Guzzo, F, Scognamiglio, M, Fiorentino, A, Buommino, E, D'Abrosca, B
Molecules (Basel, Switzerland). 2020;(21)
Abstract
Bacteria are social organisms able to build complex structures, such as biofilms, that are highly organized surface-associated communities of microorganisms, encased within a self- produced extracellular matrix. Biofilm is commonly associated with many health problems since its formation increases resistance to antibiotics and antimicrobial agents, as in the case of Pseudomonas aeruginosa and Staphylococcus aureus, two human pathogens causing major concern. P. aeruginosa is responsible for severe nosocomial infections, the most frequent of which is ventilator-associated pneumonia, while S. aureus causes several problems, like skin infections, septic arthritis, and endocarditis, to name just a few.
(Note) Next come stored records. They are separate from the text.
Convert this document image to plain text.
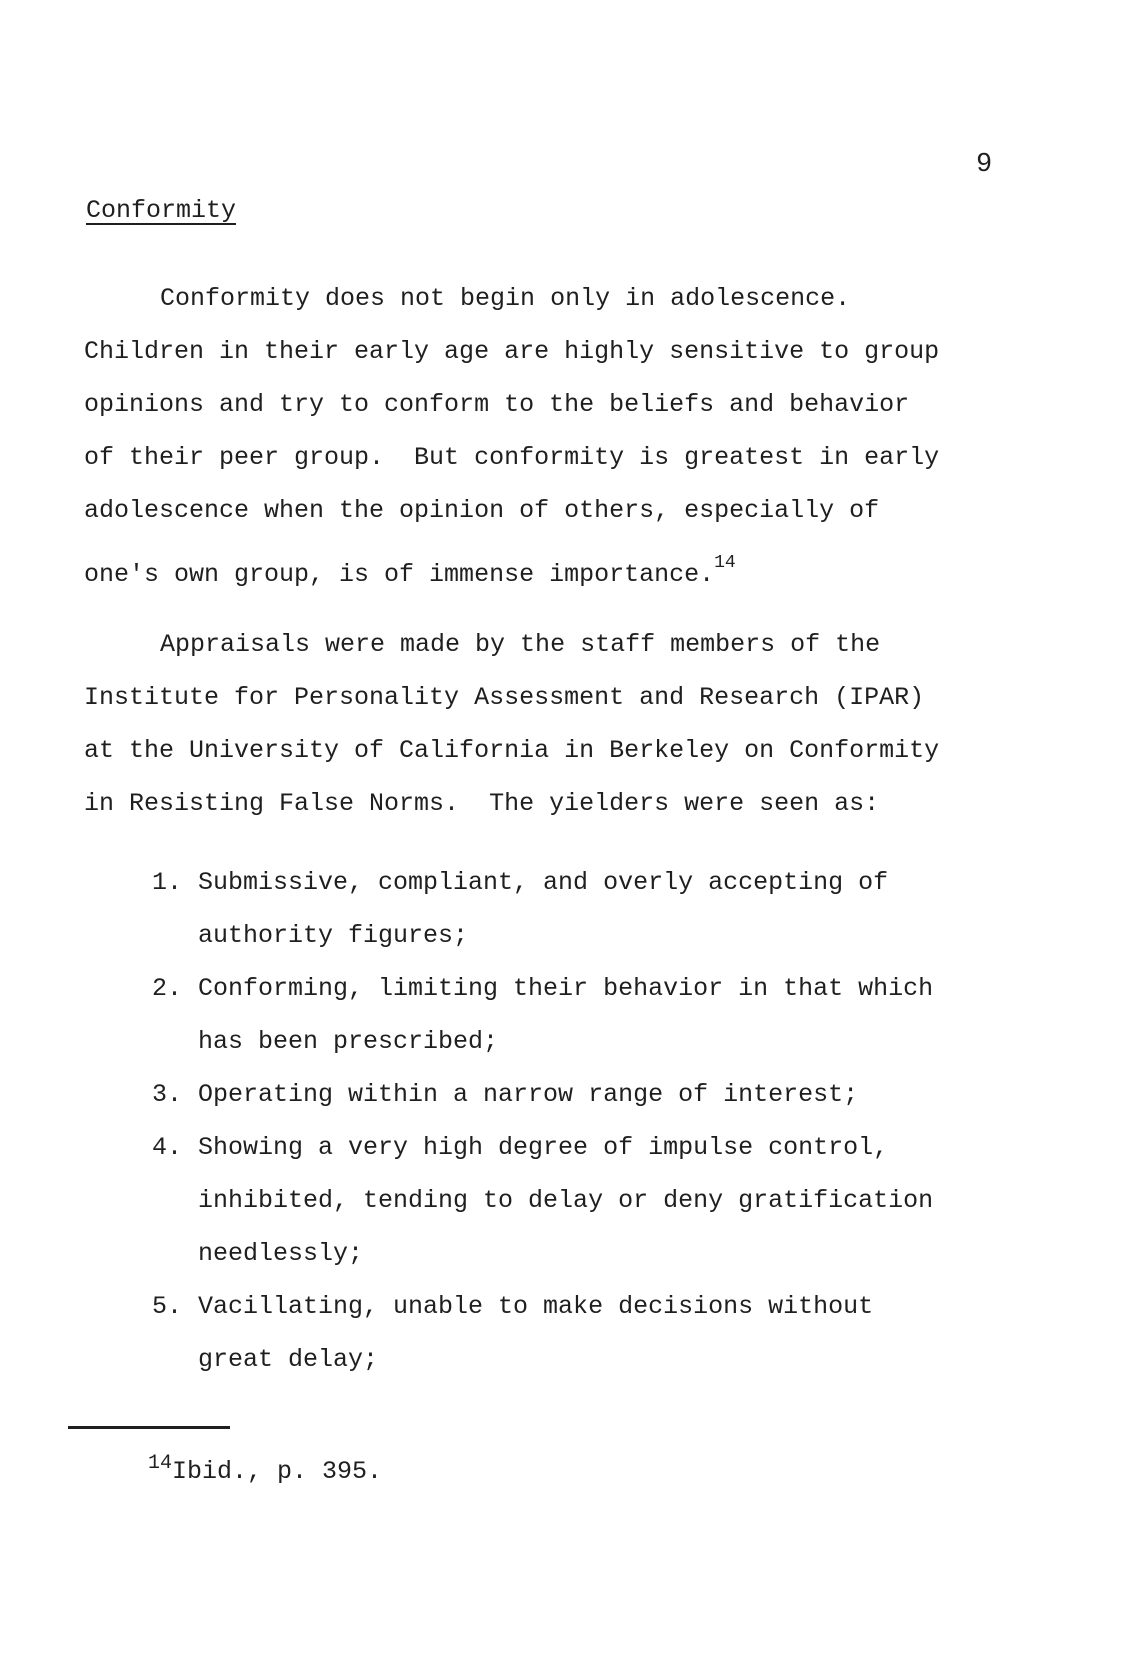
9
Conformity
Conformity does not begin only in adolescence.
Children in their early age are highly sensitive to group
opinions and try to conform to the beliefs and behavior
of their peer group.  But conformity is greatest in early
adolescence when the opinion of others, especially of
one's own group, is of immense importance.$^{14}$
Appraisals were made by the staff members of the
Institute for Personality Assessment and Research (IPAR)
at the University of California in Berkeley on Conformity
in Resisting False Norms.  The yielders were seen as:
1. Submissive, compliant, and overly accepting of
authority figures;
2. Conforming, limiting their behavior in that which
has been prescribed;
3. Operating within a narrow range of interest;
4. Showing a very high degree of impulse control,
inhibited, tending to delay or deny gratification
needlessly;
5. Vacillating, unable to make decisions without
great delay;
$^{14}$Ibid., p. 395.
Literature data suggest that natural products from plants, bacteria, fungi, and marine organisms have proven to be effective as anti-biofilm agents, inhibiting the formation of the polymer matrix, suppressing cell adhesion and attachment, and decreasing the virulence factors' production, thereby blocking the quorum sensing network. Here, we focus on plant derived chemicals, and provide an updated literature review on the anti-biofilm properties of terpenes, flavonoids, alkaloids, and phenolic compounds. Moreover, whenever information is available, we also report the mechanisms of action.